Friday, January 1, 2016

From the National Review: Gun Control by Executive Order?

Several media sources report that President Obama is set to announce a set of executive orders on guns next week. This is in addition to a couple dozen implemented after the shooting in Sandy Hook in 2012.

For more:
- Obama to impose new gun control curbs next week.
- Obama weighs expanding background checks through executive authority.
- Here Are The 23 Executive Orders On Gun Safety Signed Today By The President.

For 2305 students - executive orders are one of the extra constitutional checks one branch uses to limit the powers of the others. Judicial review is another. Both are likely to appear in the final. Since executive orders allow the president to set policy - which is generally considered a legislative power - questions are habitually raised about whether the measures imposed by executive orders are constitutional, or whether they violate the principle of separated powers by allowing the executive to infringe on the legislature.

A member of George W. Bush's White House Staff weighs in on this question.
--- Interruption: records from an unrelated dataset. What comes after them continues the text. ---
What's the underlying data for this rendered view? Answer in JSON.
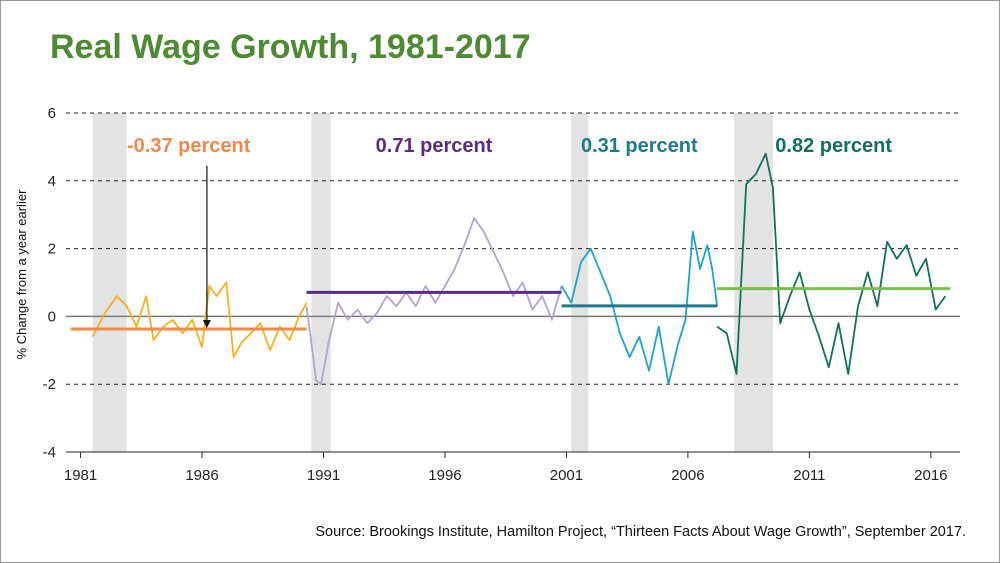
{
  "slide": {
    "title": "Real Wage Growth, 1981-2017",
    "source": "Source: Brookings Institute, Hamilton Project, “Thirteen Facts About Wage Growth”, September 2017."
  },
  "chart_data": {
    "type": "line",
    "ylabel": "% Change from a year earlier",
    "xlabel": "",
    "ylim": [
      -4,
      6
    ],
    "xlim": [
      1980.4,
      2017.2
    ],
    "yticks": [
      -4,
      -2,
      0,
      2,
      4,
      6
    ],
    "xticks": [
      1981,
      1986,
      1991,
      1996,
      2001,
      2006,
      2011,
      2016
    ],
    "grid": "horizontal dashed",
    "zero_line": true,
    "recessions": [
      [
        1981.5,
        1982.9
      ],
      [
        1990.5,
        1991.3
      ],
      [
        2001.2,
        2001.9
      ],
      [
        2007.9,
        2009.5
      ]
    ],
    "series": [
      {
        "color": "#f5b01e",
        "x": [
          1981.5,
          1982.0,
          1982.5,
          1982.9,
          1983.3,
          1983.7,
          1984.0,
          1984.4,
          1984.8,
          1985.2,
          1985.6,
          1986.0,
          1986.3,
          1986.6,
          1987.0,
          1987.3,
          1987.6,
          1988.0,
          1988.4,
          1988.8,
          1989.2,
          1989.6,
          1990.0,
          1990.3
        ],
        "y": [
          -0.6,
          0.1,
          0.6,
          0.3,
          -0.3,
          0.6,
          -0.7,
          -0.3,
          -0.1,
          -0.5,
          -0.1,
          -0.9,
          0.9,
          0.6,
          1.0,
          -1.2,
          -0.8,
          -0.5,
          -0.2,
          -1.0,
          -0.3,
          -0.7,
          0.0,
          0.4
        ]
      },
      {
        "color": "#b4a3cc",
        "x": [
          1990.3,
          1990.5,
          1990.7,
          1990.9,
          1991.2,
          1991.6,
          1992.0,
          1992.4,
          1992.8,
          1993.2,
          1993.6,
          1994.0,
          1994.4,
          1994.8,
          1995.2,
          1995.6,
          1996.0,
          1996.4,
          1996.8,
          1997.2,
          1997.6,
          1998.0,
          1998.4,
          1998.8,
          1999.2,
          1999.6,
          2000.0,
          2000.4,
          2000.8
        ],
        "y": [
          0.3,
          -0.8,
          -1.9,
          -2.0,
          -0.8,
          0.4,
          -0.1,
          0.2,
          -0.2,
          0.1,
          0.6,
          0.3,
          0.7,
          0.3,
          0.9,
          0.4,
          0.9,
          1.4,
          2.1,
          2.9,
          2.5,
          1.9,
          1.3,
          0.6,
          1.0,
          0.2,
          0.6,
          -0.1,
          0.9
        ]
      },
      {
        "color": "#20a4c6",
        "x": [
          2000.8,
          2001.2,
          2001.6,
          2002.0,
          2002.4,
          2002.8,
          2003.2,
          2003.6,
          2004.0,
          2004.4,
          2004.8,
          2005.2,
          2005.6,
          2005.9,
          2006.2,
          2006.5,
          2006.8,
          2007.0,
          2007.2
        ],
        "y": [
          0.9,
          0.4,
          1.6,
          2.0,
          1.3,
          0.6,
          -0.5,
          -1.2,
          -0.6,
          -1.6,
          -0.3,
          -2.0,
          -0.8,
          -0.1,
          2.5,
          1.4,
          2.1,
          1.4,
          0.3
        ]
      },
      {
        "color": "#12705e",
        "x": [
          2007.2,
          2007.6,
          2008.0,
          2008.4,
          2008.8,
          2009.2,
          2009.5,
          2009.8,
          2010.2,
          2010.6,
          2011.0,
          2011.4,
          2011.8,
          2012.2,
          2012.6,
          2013.0,
          2013.4,
          2013.8,
          2014.2,
          2014.6,
          2015.0,
          2015.4,
          2015.8,
          2016.2,
          2016.6
        ],
        "y": [
          -0.3,
          -0.5,
          -1.7,
          3.9,
          4.2,
          4.8,
          3.8,
          -0.2,
          0.6,
          1.3,
          0.2,
          -0.6,
          -1.5,
          -0.2,
          -1.7,
          0.3,
          1.3,
          0.3,
          2.2,
          1.7,
          2.1,
          1.2,
          1.7,
          0.2,
          0.6
        ]
      }
    ],
    "averages": [
      {
        "label": "-0.37 percent",
        "value": -0.37,
        "x_start": 1980.6,
        "x_end": 1990.3,
        "line_color": "#f08a4b",
        "label_color": "#f08a4b"
      },
      {
        "label": "0.71 percent",
        "value": 0.71,
        "x_start": 1990.3,
        "x_end": 2000.8,
        "line_color": "#5b2c83",
        "label_color": "#5b2c83"
      },
      {
        "label": "0.31 percent",
        "value": 0.31,
        "x_start": 2000.8,
        "x_end": 2007.2,
        "line_color": "#1f7a8a",
        "label_color": "#1f7a8a"
      },
      {
        "label": "0.82 percent",
        "value": 0.82,
        "x_start": 2007.2,
        "x_end": 2016.8,
        "line_color": "#74c04f",
        "label_color": "#12705e"
      }
    ]
  }
}
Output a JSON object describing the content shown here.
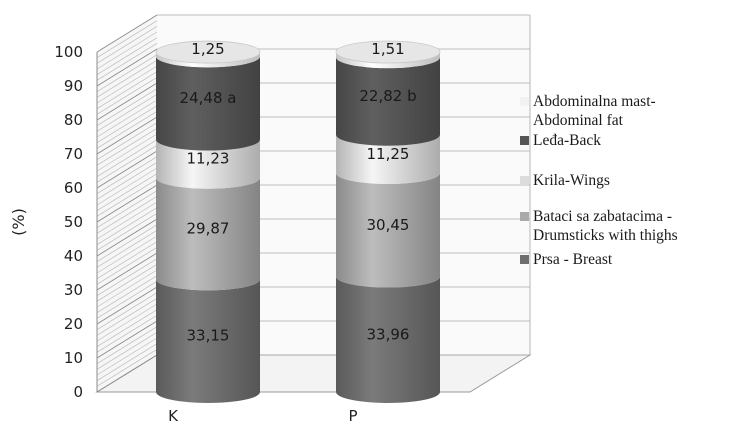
{
  "chart_data": {
    "type": "bar",
    "stacked": true,
    "style": "3d-cylinder",
    "categories": [
      "K",
      "P"
    ],
    "ylabel": "(%)",
    "xlabel": "",
    "ylim": [
      0,
      100
    ],
    "yticks": [
      "0",
      "10",
      "20",
      "30",
      "40",
      "50",
      "60",
      "70",
      "80",
      "90",
      "100"
    ],
    "grid": true,
    "legend_position": "right",
    "series": [
      {
        "name": "Prsa - Breast",
        "color": "#6e6e6e",
        "values": [
          33.15,
          33.96
        ],
        "labels": [
          "33,15",
          "33,96"
        ]
      },
      {
        "name": "Bataci sa zabatacima - Drumsticks with thighs",
        "color": "#a9a9a9",
        "values": [
          29.87,
          30.45
        ],
        "labels": [
          "29,87",
          "30,45"
        ]
      },
      {
        "name": "Krila-Wings",
        "color": "#dcdcdc",
        "values": [
          11.23,
          11.25
        ],
        "labels": [
          "11,23",
          "11,25"
        ]
      },
      {
        "name": "Leđa-Back",
        "color": "#555555",
        "values": [
          24.48,
          22.82
        ],
        "labels": [
          "24,48 a",
          "22,82 b"
        ]
      },
      {
        "name": "Abdominalna mast- Abdominal fat",
        "color": "#f2f2f2",
        "values": [
          1.25,
          1.51
        ],
        "labels": [
          "1,25",
          "1,51"
        ]
      }
    ],
    "legend_items": [
      {
        "series": 4,
        "lines": [
          "Abdominalna mast-",
          "Abdominal fat"
        ]
      },
      {
        "series": 3,
        "lines": [
          "Leđa-Back"
        ]
      },
      {
        "series": 2,
        "lines": [
          "Krila-Wings"
        ]
      },
      {
        "series": 1,
        "lines": [
          "Bataci sa zabatacima -",
          "Drumsticks with thighs"
        ]
      },
      {
        "series": 0,
        "lines": [
          "Prsa - Breast"
        ]
      }
    ]
  }
}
He give no clear answer about the legality of these actions, but suggests that these issues are best tackled in the political process, one that involves Congress. The rebuttal would likely be that Congress refuses to act, so if anything is to be done, it has to be done by the executive.
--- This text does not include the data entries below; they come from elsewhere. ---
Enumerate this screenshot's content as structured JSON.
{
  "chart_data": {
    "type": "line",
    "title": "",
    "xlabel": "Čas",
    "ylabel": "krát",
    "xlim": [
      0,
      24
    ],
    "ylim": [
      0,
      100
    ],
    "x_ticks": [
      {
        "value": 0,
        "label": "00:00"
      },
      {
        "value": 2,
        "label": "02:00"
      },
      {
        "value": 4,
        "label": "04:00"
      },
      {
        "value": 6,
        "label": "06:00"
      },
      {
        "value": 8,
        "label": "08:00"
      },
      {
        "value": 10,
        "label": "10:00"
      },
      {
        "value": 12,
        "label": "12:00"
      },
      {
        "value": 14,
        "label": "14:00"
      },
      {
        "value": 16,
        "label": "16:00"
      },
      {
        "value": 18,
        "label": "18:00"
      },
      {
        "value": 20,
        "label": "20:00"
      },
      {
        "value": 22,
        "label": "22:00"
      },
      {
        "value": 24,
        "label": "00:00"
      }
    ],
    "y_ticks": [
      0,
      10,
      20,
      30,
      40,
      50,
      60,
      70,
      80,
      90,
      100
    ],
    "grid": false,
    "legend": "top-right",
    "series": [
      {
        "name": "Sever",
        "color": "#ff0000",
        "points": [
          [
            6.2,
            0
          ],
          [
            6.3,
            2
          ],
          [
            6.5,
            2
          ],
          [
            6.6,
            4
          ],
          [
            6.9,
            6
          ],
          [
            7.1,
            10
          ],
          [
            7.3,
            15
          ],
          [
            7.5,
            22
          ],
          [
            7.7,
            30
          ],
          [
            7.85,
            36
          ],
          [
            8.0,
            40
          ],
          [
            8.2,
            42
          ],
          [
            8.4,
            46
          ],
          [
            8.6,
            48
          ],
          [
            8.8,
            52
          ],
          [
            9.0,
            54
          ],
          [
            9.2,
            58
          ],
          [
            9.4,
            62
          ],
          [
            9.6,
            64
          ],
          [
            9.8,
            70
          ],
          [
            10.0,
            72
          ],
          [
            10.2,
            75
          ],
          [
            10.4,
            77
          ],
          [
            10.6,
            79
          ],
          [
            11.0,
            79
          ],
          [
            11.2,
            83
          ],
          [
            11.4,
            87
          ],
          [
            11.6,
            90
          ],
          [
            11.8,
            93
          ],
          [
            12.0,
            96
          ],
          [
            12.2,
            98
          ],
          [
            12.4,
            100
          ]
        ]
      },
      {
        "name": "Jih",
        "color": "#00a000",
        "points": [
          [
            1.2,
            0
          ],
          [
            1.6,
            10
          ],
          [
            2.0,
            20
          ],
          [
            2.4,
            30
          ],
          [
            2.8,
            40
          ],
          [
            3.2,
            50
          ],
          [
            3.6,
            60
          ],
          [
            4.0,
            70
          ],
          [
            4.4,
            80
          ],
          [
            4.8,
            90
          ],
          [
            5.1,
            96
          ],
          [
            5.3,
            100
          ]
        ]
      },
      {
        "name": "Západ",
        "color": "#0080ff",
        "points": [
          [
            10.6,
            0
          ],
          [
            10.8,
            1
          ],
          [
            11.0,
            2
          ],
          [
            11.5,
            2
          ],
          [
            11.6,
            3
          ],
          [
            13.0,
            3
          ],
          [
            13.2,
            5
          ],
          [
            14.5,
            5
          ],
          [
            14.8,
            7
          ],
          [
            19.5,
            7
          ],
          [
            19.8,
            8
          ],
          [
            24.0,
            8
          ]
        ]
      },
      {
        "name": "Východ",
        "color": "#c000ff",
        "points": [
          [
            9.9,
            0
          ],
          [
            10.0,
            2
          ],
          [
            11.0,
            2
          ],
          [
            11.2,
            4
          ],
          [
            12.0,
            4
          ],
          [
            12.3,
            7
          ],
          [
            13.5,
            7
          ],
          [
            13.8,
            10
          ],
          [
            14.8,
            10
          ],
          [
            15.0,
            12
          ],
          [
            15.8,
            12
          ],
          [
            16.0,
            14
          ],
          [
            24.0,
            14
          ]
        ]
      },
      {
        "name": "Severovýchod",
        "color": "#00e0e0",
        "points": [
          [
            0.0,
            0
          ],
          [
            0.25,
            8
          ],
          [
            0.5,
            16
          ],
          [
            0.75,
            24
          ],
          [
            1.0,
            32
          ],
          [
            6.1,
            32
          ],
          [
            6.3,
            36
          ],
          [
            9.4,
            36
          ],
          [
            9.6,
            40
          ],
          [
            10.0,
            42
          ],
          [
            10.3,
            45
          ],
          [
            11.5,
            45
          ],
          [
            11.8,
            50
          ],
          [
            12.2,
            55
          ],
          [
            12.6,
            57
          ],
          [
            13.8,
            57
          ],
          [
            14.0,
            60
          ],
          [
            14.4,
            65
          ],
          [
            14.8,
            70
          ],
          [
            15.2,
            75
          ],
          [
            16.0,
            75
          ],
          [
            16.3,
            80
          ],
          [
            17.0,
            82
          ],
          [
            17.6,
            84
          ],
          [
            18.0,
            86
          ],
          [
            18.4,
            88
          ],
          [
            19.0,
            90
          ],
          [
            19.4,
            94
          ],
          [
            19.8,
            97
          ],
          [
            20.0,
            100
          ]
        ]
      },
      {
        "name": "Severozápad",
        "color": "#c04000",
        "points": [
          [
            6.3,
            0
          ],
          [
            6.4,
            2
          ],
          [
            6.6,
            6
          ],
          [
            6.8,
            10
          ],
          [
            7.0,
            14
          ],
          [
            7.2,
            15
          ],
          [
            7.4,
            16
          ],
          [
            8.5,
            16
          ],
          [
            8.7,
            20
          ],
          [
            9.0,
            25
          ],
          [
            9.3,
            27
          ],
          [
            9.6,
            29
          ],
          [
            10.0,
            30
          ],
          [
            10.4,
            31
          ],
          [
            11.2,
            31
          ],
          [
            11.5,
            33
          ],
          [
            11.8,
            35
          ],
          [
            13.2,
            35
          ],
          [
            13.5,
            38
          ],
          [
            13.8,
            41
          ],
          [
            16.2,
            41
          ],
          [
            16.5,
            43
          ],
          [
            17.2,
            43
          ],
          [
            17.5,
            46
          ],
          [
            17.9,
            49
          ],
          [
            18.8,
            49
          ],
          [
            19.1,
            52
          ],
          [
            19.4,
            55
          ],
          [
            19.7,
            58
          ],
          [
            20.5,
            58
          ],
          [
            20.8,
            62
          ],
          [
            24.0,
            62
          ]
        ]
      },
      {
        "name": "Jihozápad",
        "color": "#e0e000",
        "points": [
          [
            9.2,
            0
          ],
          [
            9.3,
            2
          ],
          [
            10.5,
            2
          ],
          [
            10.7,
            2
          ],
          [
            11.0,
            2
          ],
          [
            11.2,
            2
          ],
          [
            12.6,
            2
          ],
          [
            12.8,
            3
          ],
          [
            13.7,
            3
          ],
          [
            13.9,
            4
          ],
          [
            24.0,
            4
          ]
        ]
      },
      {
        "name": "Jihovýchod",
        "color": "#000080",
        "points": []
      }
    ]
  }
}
Regardless, this a good description of the issue associated with this power, and what it takes to determine if executive actions are too excessive.

- Click here for the article.

Executive orders are not constitutionally sanctioned or prohibited, but once signed, they have the force of law. Presidents have utilized them to drive policy within the executive branch since the dawn of the republic. In some cases, presidents have acted quite aggressively through executive orders. President Lincoln suspended the writ of habeas corpus during the Civil War; President Roosevelt established internment camps during World War II; and President Truman mandated equal treatment of all members of the armed forces — all through executive orders. Significantly, all three of these actions were rooted in the president’s constitutional authority as commander-in-chief of the armed forces, in the midst of national emergencies.
Presidents acting by executive order have been challenged in court, most notably in Youngstown Sheet & Tube Co. v. Sawyer (1952). In Youngstown Sheet & Tube, the Court held that President Truman had exceeded his authority by directing the seizure of steel mills to avert a strike during the Korean War, stating that “the president’s power to see that laws are faithfully executed refutes the idea that he is to be a lawmaker.” Thus, the majority found that Truman had strayed too far into the province of the legislature, violating the separation-of-powers doctrine.
But it was Justice Robert Jackson’s concurrence that established the three-part framework for considering executive authority going forward. First, there are the areas of express or implied constitutional or statutory presidential authority, where the president’s authority for executive action is at its height. Second, there are areas where Congress has not legislated, and where the line of authority between the president and the Congress is vague or overlapping. Finally, there are areas where presidential action is “incompatible with the express or implied will of Congress,” where the president’s authority is at its lowest.
The analytical framework for executive action established by Justice Jackson thus provides a basis to consider how executive action by President Obama to restrict guns would fare in a legal challenge.